Of course, there was so much queer and trans joy too, but I was immersed in these videos, books, journals and magazines personally, professionally and emotionally.
A labour of love, and it was wonderful to hear from so many people in my community. But it was a deep and tiring commitment.
Then I read this book.
People always call Vivek Shraya's work raw, and while it was an emotionality all its own, her level of craft, care and execution is exceptional.
How can I even begin to review this book? To talk about how she examines gender and toxic masculinity, how she relates it to her own experience? Shraya is exceptional because she proves that you cannot critically examine something without speaking to its emotional power.
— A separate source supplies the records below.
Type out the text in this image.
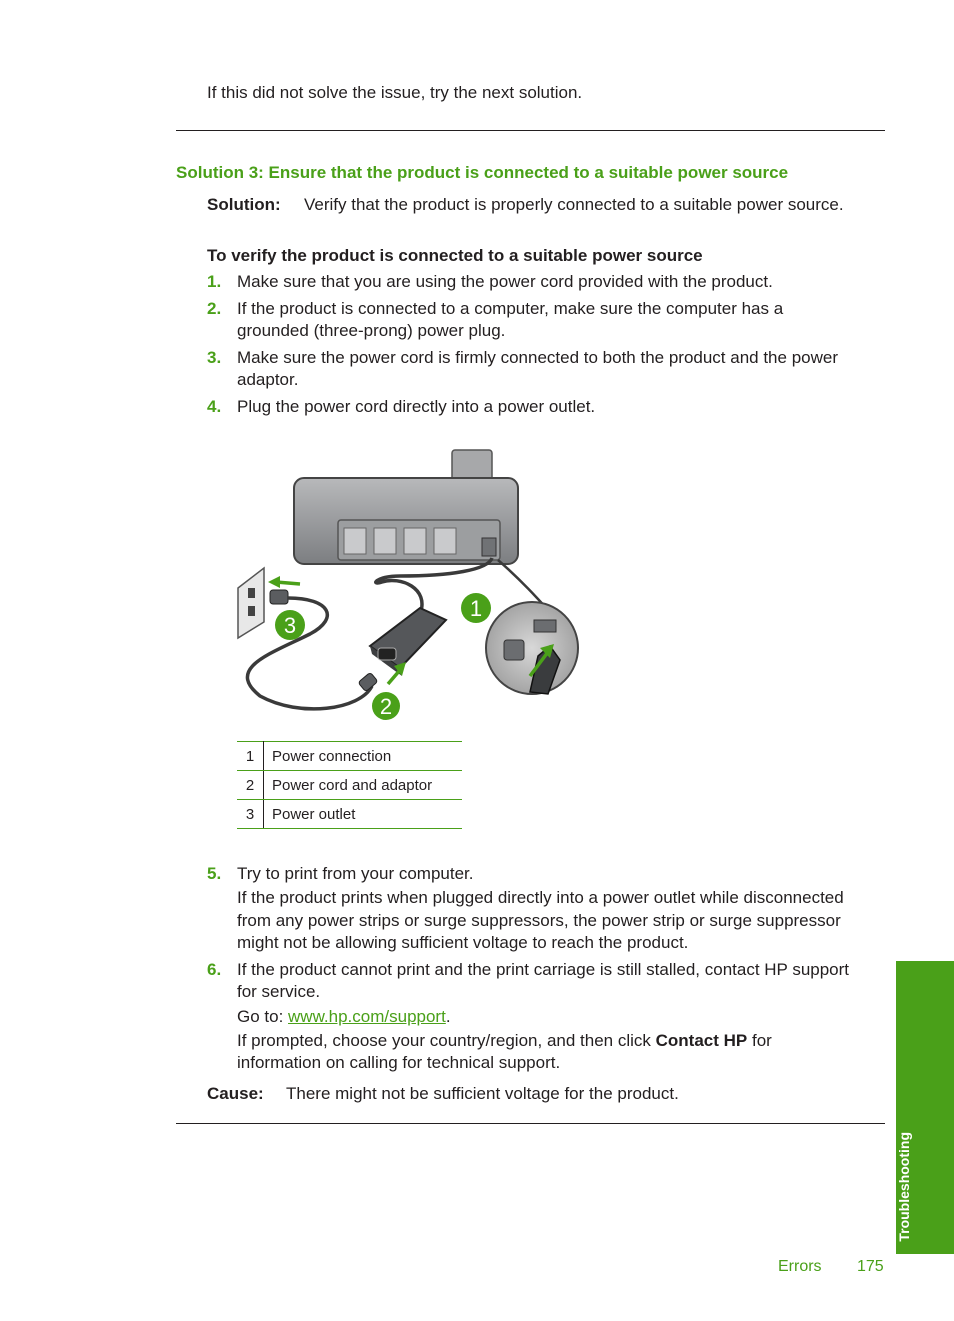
If this did not solve the issue, try the next solution.
Solution 3: Ensure that the product is connected to a suitable power source
Solution: Verify that the product is properly connected to a suitable power source.
To verify the product is connected to a suitable power source
1. Make sure that you are using the power cord provided with the product.
2. If the product is connected to a computer, make sure the computer has a
grounded (three-prong) power plug.
3. Make sure the power cord is firmly connected to both the product and the power
adaptor.
4. Plug the power cord directly into a power outlet.
1
2
3
1	Power connection
2	Power cord and adaptor
3	Power outlet
5. Try to print from your computer.
If the product prints when plugged directly into a power outlet while disconnected
from any power strips or surge suppressors, the power strip or surge suppressor
might not be allowing sufficient voltage to reach the product.
6. If the product cannot print and the print carriage is still stalled, contact HP support
for service.
Go to: www.hp.com/support.
If prompted, choose your country/region, and then click Contact HP for
information on calling for technical support.
Cause: There might not be sufficient voltage for the product.
Troubleshooting
Errors 175
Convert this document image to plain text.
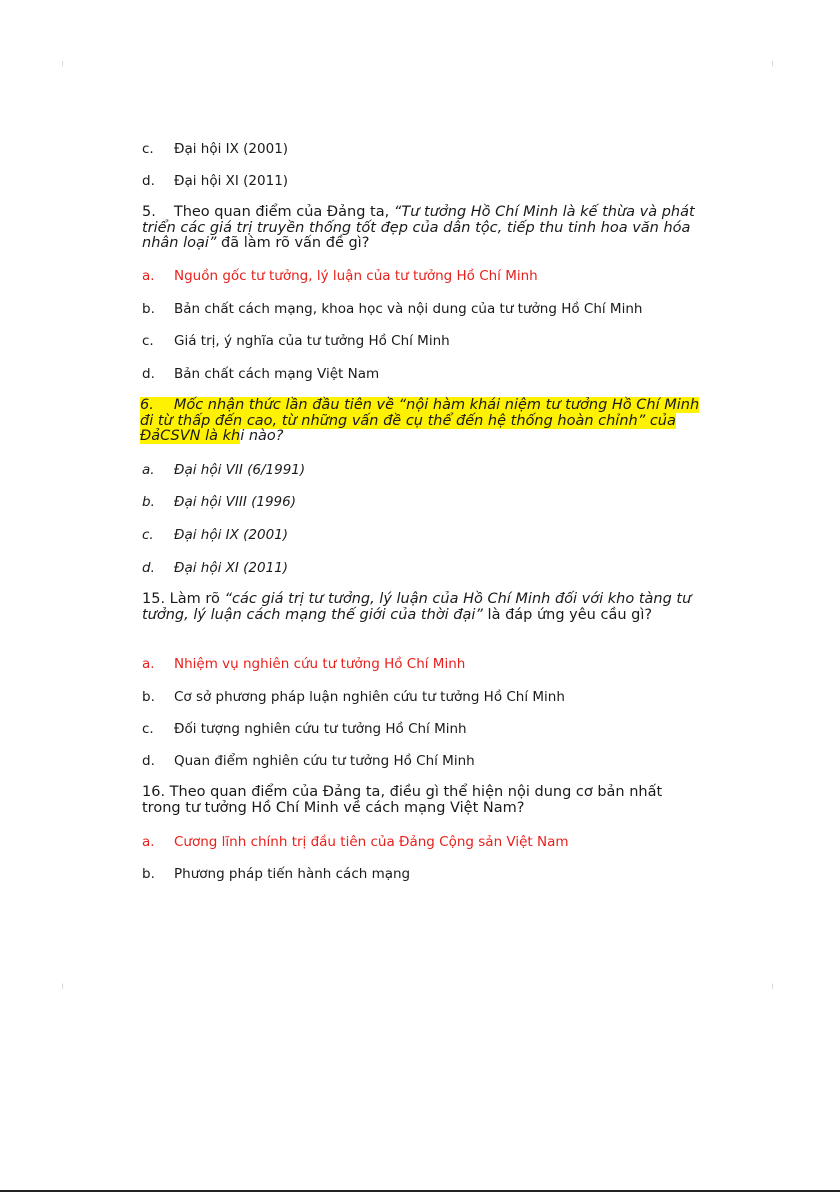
╷	╷
╵	╵
c. Đại hội IX (2001)
d. Đại hội XI (2011)
5. Theo quan điểm của Đảng ta, “Tư tưởng Hồ Chí Minh là kế thừa và phát triển các giá trị truyền thống tốt đẹp của dân tộc, tiếp thu tinh hoa văn hóa nhân loại” đã làm rõ vấn đề gì?
a. Nguồn gốc tư tưởng, lý luận của tư tưởng Hồ Chí Minh
b. Bản chất cách mạng, khoa học và nội dung của tư tưởng Hồ Chí Minh
c. Giá trị, ý nghĩa của tư tưởng Hồ Chí Minh
d. Bản chất cách mạng Việt Nam
6. Mốc nhận thức lần đầu tiên về “nội hàm khái niệm tư tưởng Hồ Chí Minh đi từ thấp đến cao, từ những vấn đề cụ thể đến hệ thống hoàn chỉnh” của ĐảCSVN là khi nào?
a. Đại hội VII (6/1991)
b. Đại hội VIII (1996)
c. Đại hội IX (2001)
d. Đại hội XI (2011)
15. Làm rõ “các giá trị tư tưởng, lý luận của Hồ Chí Minh đối với kho tàng tư tưởng, lý luận cách mạng thế giới của thời đại” là đáp ứng yêu cầu gì?
a. Nhiệm vụ nghiên cứu tư tưởng Hồ Chí Minh
b. Cơ sở phương pháp luận nghiên cứu tư tưởng Hồ Chí Minh
c. Đối tượng nghiên cứu tư tưởng Hồ Chí Minh
d. Quan điểm nghiên cứu tư tưởng Hồ Chí Minh
16. Theo quan điểm của Đảng ta, điều gì thể hiện nội dung cơ bản nhất trong tư tưởng Hồ Chí Minh về cách mạng Việt Nam?
a. Cương lĩnh chính trị đầu tiên của Đảng Cộng sản Việt Nam
b. Phương pháp tiến hành cách mạng
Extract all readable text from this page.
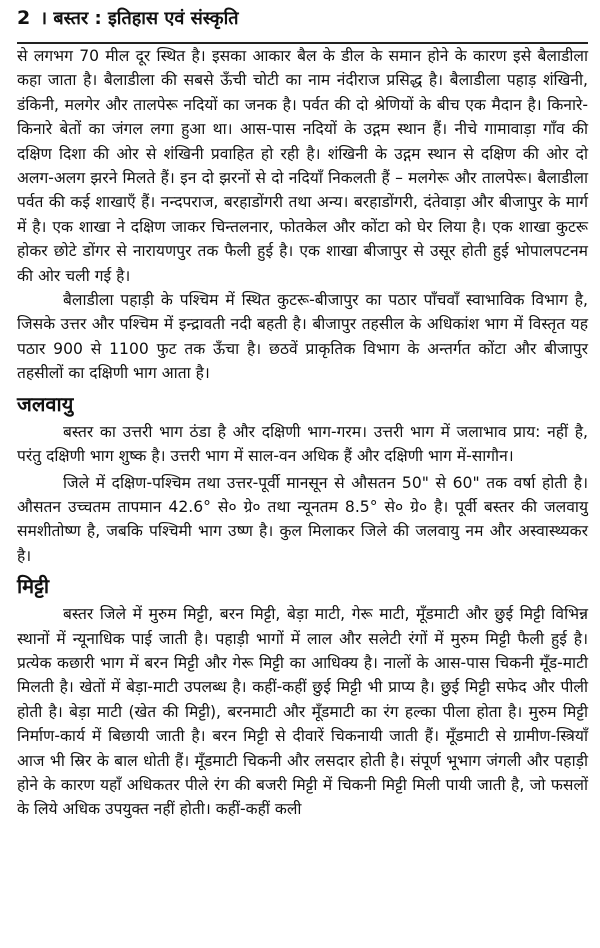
2 । बस्तर : इतिहास एवं संस्कृति

से लगभग 70 मील दूर स्थित है। इसका आकार बैल के डील के समान होने के कारण इसे बैलाडीला कहा जाता है। बैलाडीला की सबसे ऊँची चोटी का नाम नंदीराज प्रसिद्ध है। बैलाडीला पहाड़ शंखिनी, डंकिनी, मलगेर और तालपेरू नदियों का जनक है। पर्वत की दो श्रेणियों के बीच एक मैदान है। किनारे-किनारे बेतों का जंगल लगा हुआ था। आस-पास नदियों के उद्गम स्थान हैं। नीचे गामावाड़ा गाँव की दक्षिण दिशा की ओर से शंखिनी प्रवाहित हो रही है। शंखिनी के उद्गम स्थान से दक्षिण की ओर दो अलग-अलग झरने मिलते हैं। इन दो झरनों से दो नदियाँ निकलती हैं – मलगेरू और तालपेरू। बैलाडीला पर्वत की कई शाखाएँ हैं। नन्दपराज, बरहाडोंगरी तथा अन्य। बरहाडोंगरी, दंतेवाड़ा और बीजापुर के मार्ग में है। एक शाखा ने दक्षिण जाकर चिन्तलनार, फोतकेल और कोंटा को घेर लिया है। एक शाखा कुटरू होकर छोटे डोंगर से नारायणपुर तक फैली हुई है। एक शाखा बीजापुर से उसूर होती हुई भोपालपटनम की ओर चली गई है।

बैलाडीला पहाड़ी के पश्चिम में स्थित कुटरू-बीजापुर का पठार पाँचवाँ स्वाभाविक विभाग है, जिसके उत्तर और पश्चिम में इन्द्रावती नदी बहती है। बीजापुर तहसील के अधिकांश भाग में विस्तृत यह पठार 900 से 1100 फुट तक ऊँचा है। छठवें प्राकृतिक विभाग के अन्तर्गत कोंटा और बीजापुर तहसीलों का दक्षिणी भाग आता है।

जलवायु

बस्तर का उत्तरी भाग ठंडा है और दक्षिणी भाग-गरम। उत्तरी भाग में जलाभाव प्राय: नहीं है, परंतु दक्षिणी भाग शुष्क है। उत्तरी भाग में साल-वन अधिक हैं और दक्षिणी भाग में-सागौन।

जिले में दक्षिण-पश्चिम तथा उत्तर-पूर्वी मानसून से औसतन 50" से 60" तक वर्षा होती है। औसतन उच्चतम तापमान 42.6° से० ग्रे० तथा न्यूनतम 8.5° से० ग्रे० है। पूर्वी बस्तर की जलवायु समशीतोष्ण है, जबकि पश्चिमी भाग उष्ण है। कुल मिलाकर जिले की जलवायु नम और अस्वास्थ्यकर है।

मिट्टी

बस्तर जिले में मुरुम मिट्टी, बरन मिट्टी, बेड़ा माटी, गेरू माटी, मूँडमाटी और छुई मिट्टी विभिन्न स्थानों में न्यूनाधिक पाई जाती है। पहाड़ी भागों में लाल और सलेटी रंगों में मुरुम मिट्टी फैली हुई है। प्रत्येक कछारी भाग में बरन मिट्टी और गेरू मिट्टी का आधिक्य है। नालों के आस-पास चिकनी मूँड-माटी मिलती है। खेतों में बेड़ा-माटी उपलब्ध है। कहीं-कहीं छुई मिट्टी भी प्राप्य है। छुई मिट्टी सफेद और पीली होती है। बेड़ा माटी (खेत की मिट्टी), बरनमाटी और मूँडमाटी का रंग हल्का पीला होता है। मुरुम मिट्टी निर्माण-कार्य में बिछायी जाती है। बरन मिट्टी से दीवारें चिकनायी जाती हैं। मूँडमाटी से ग्रामीण-स्त्रियाँ आज भी स्रिर के बाल धोती हैं। मूँडमाटी चिकनी और लसदार होती है। संपूर्ण भूभाग जंगली और पहाड़ी होने के कारण यहाँ अधिकतर पीले रंग की बजरी मिट्टी में चिकनी मिट्टी मिली पायी जाती है, जो फसलों के लिये अधिक उपयुक्त नहीं होती। कहीं-कहीं कली
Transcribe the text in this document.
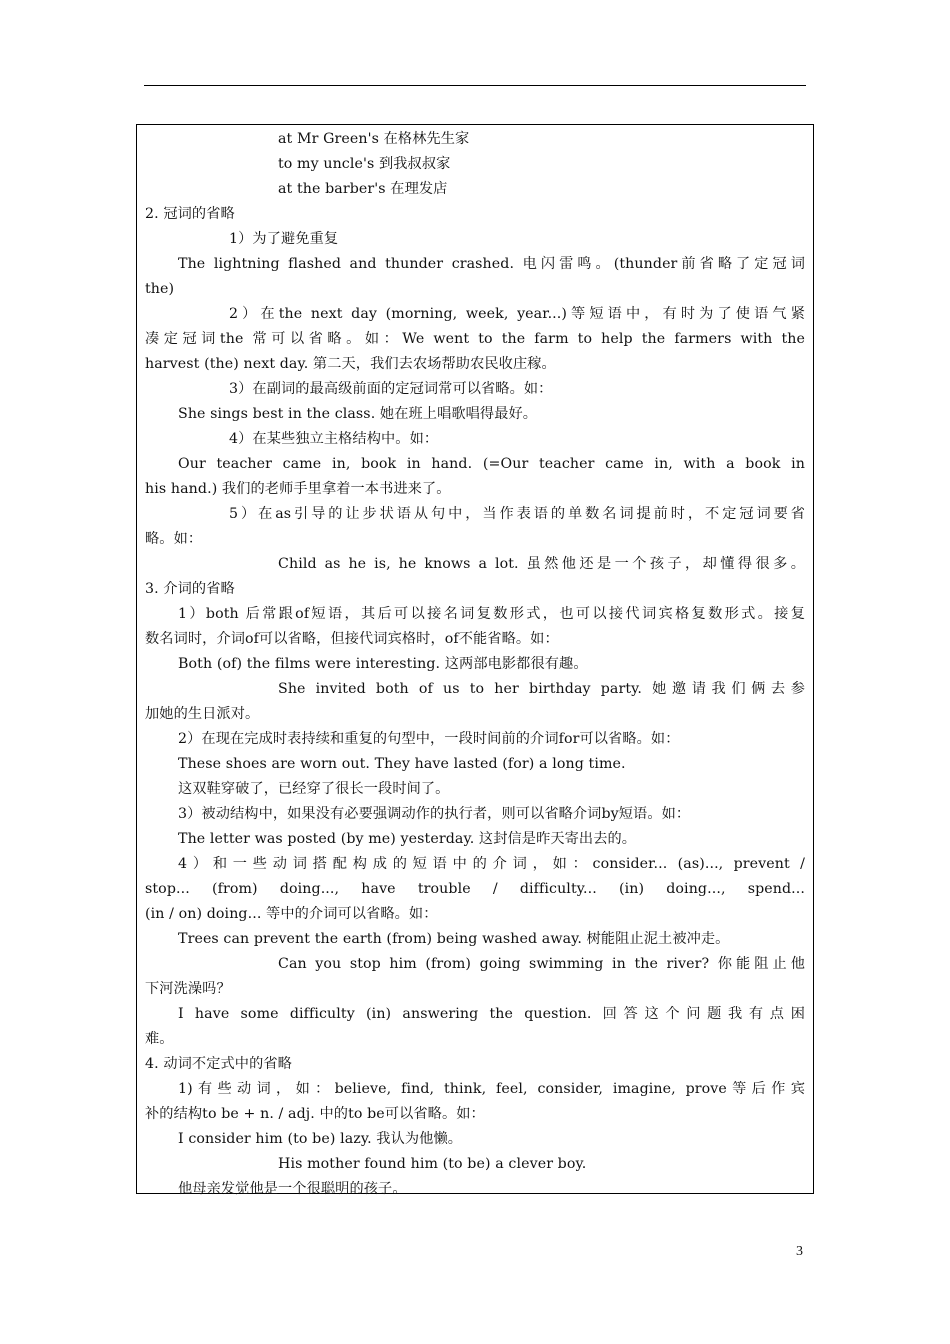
at Mr Green's 在格林先生家
to my uncle's 到我叔叔家
at the barber's 在理发店
2. 冠词的省略
1）为了避免重复
The lightning flashed and thunder crashed. 电闪雷鸣。(thunder前省略了定冠词
the)
2）在the next day (morning, week, year...)等短语中，有时为了使语气紧
凑定冠词the 常可以省略。如：We went to the farm to help the farmers with the
harvest (the) next day. 第二天，我们去农场帮助农民收庄稼。
3）在副词的最高级前面的定冠词常可以省略。如：
She sings best in the class. 她在班上唱歌唱得最好。
4）在某些独立主格结构中。如：
Our teacher came in, book in hand. (=Our teacher came in, with a book in
his hand.) 我们的老师手里拿着一本书进来了。
5）在as引导的让步状语从句中，当作表语的单数名词提前时，不定冠词要省
略。如：
Child as he is, he knows a lot. 虽然他还是一个孩子，却懂得很多。
3. 介词的省略
1）both 后常跟of短语，其后可以接名词复数形式，也可以接代词宾格复数形式。接复
数名词时，介词of可以省略，但接代词宾格时，of不能省略。如：
Both (of) the films were interesting. 这两部电影都很有趣。
She invited both of us to her birthday party. 她邀请我们俩去参
加她的生日派对。
2）在现在完成时表持续和重复的句型中，一段时间前的介词for可以省略。如：
These shoes are worn out. They have lasted (for) a long time.
这双鞋穿破了，已经穿了很长一段时间了。
3）被动结构中，如果没有必要强调动作的执行者，则可以省略介词by短语。如：
The letter was posted (by me) yesterday. 这封信是昨天寄出去的。
4）和一些动词搭配构成的短语中的介词，如：consider... (as)..., prevent /
stop... (from) doing..., have trouble / difficulty... (in) doing..., spend...
(in / on) doing... 等中的介词可以省略。如：
Trees can prevent the earth (from) being washed away. 树能阻止泥土被冲走。
Can you stop him (from) going swimming in the river? 你能阻止他
下河洗澡吗？
I have some difficulty (in) answering the question. 回答这个问题我有点困
难。
4. 动词不定式中的省略
1)有些动词，如：believe, find, think, feel, consider, imagine, prove等后作宾
补的结构to be + n. / adj. 中的to be可以省略。如：
I consider him (to be) lazy. 我认为他懒。
His mother found him (to be) a clever boy.
他母亲发觉他是一个很聪明的孩子。
3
You cannot critically examine the performative nature of gender without speaking to personal anecdotes. Those anecdotes, those experiences make that concept come to life.
As always, lines in this book floor me completely.
“Queerness is associated with freedom from boundaries.”
I read an exhausting number of queer books for my work, and somehow, Vivek Shraya's I'm Afraid of Men triumphed over all of that and gave me back my love of reading.
I'll always be grateful for that.
And imagine, just for a minute, that you are a trans youth. And you read this book.
Vivek's power is immeasurable, but her love is too.